К предводительскому склепу Борис направился не по главной аллее, чтобы не спугнуть бандитов, а в обход через могилы.
Еще издали возле склепа заметил двоих людей — один стоял, другой наклонился. Тот, который наклонился, был Курлат-Саккал. На земле у его ног кто-то лежал. «Люба!» — узнал Борис по платью.
Он метнулся к склепу, ломая кусты сирени. Курлат-Саккал услышал треск веток.
— А-а, вот так встреча! — сказал он, отступая и что-то поправляя в волосах, которые были перетянуты тонкой тесьмой.
Напарник Курлат-Саккала, заросший, скуластый цыган, тоже отступил.
Борис подбежал к Любе, взял ее голову, приподнял. Глаза закрыты. На ресницах — холодные капли дождя. На щеке — влажные комочки земли, обрывки травинок. Люба была убита в висок ударом кастета.
Борис вскочил, но тут же Курлат-Саккал нанес ему удар головой. Он метил в лицо, но Борис увернулся, и удар пришелся в плечо. В волосах Курлат-Саккала, под тесьмой, был спрятан обломок ножа.
Тужурка у Бориса окрасилась кровью. Он ухватил Курлат-Саккала за руки, рванул к себе.
На Бориса сзади навалился цыган, но Борис стряхнул его.
Со стороны церкви донесся шум мотоциклетных моторов: приехал наряд милиции.
Цыган кинулся бежать.
— Куда? — прохрипел Курлат-Саккал. — Бросаешь? Убью!
Цыган остановился. Склеп оцепляла милиция. Борис с такой силой сжал Курлат-Саккала, что у того на лице посинели, вспухли вены.
По аллее спешили Минька, Ватя, спешили милиционеры и санитар. Цыгана схватили.

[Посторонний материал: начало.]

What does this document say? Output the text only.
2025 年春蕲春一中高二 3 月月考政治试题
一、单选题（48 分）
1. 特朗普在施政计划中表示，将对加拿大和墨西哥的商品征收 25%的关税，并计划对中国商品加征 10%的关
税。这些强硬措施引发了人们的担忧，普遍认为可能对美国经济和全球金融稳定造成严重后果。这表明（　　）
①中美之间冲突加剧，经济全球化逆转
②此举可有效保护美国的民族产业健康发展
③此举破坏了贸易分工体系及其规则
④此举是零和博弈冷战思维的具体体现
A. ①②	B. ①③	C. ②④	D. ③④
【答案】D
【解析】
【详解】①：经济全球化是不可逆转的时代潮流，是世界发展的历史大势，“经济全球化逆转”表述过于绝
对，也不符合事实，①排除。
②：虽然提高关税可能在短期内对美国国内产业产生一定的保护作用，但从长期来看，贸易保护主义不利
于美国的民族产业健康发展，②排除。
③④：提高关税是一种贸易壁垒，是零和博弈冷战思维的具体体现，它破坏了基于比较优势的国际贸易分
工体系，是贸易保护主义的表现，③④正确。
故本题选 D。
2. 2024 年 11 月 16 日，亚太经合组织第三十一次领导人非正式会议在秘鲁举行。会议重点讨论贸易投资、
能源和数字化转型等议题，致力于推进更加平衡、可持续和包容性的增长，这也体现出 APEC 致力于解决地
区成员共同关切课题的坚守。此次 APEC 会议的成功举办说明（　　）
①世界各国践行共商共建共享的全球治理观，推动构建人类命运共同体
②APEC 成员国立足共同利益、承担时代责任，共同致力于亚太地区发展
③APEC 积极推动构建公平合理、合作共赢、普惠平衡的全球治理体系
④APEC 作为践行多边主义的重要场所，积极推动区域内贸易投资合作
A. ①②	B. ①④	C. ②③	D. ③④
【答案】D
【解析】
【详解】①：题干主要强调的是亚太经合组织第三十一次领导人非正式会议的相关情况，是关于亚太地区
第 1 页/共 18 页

Санитар присел возле Любы. Расстегнул платье, послушал сердце. Потом выпрямился.
Ни один из милиционеров не смог разжать руки Бориса, чтобы отобрать полузадушенного Курлат-Саккала.
Но вот Борис сам разжал руки. Курлат-Саккал, как пустой мешок, мягко упал на землю.
Санитар хотел перевязать Борису рану на плече, но Борис отстранил его и, ни на кого не глядя, медленно пошел через кладбище в степь.
Минька бросился за ним:
— Борис!
Борис, не оборачиваясь, уходил в степь.
— Бо-рис!.. — в отчаянии закричал Минька.
Но Борис так и не оглянулся. Продолжал уходить.
Наступил вечер — сырой, хмурый. Небо было завалено тучами — ни луны, ни звезд. Над Бахчи-Элью тишина. У калиток и ворот — безлюдно.
У пекарни Толоровых на камне сидел Минька. Ждал, когда вернется Борис. Но Борис не возвращался.
В этот день Минька понял, что у Бориса был в жизни человек еще важнее и значительнее для него, для Бориса, чем он, Минька-стригунок, елеха-воха! И что сам Минька в какой-то степени виноват в гибели этого человека и поэтому потерял Бориса. Потерял, может быть, надолго.
Минька сидел и не чувствовал холода камня. Здесь, на камне, и нашла его Аксюша.
Подошла, спросила:
— Ты чего сидишь?
Минька ответил не сразу:
— Жду Бориса.
Аксюша ничего больше не сказала и молча села рядом с Минькой.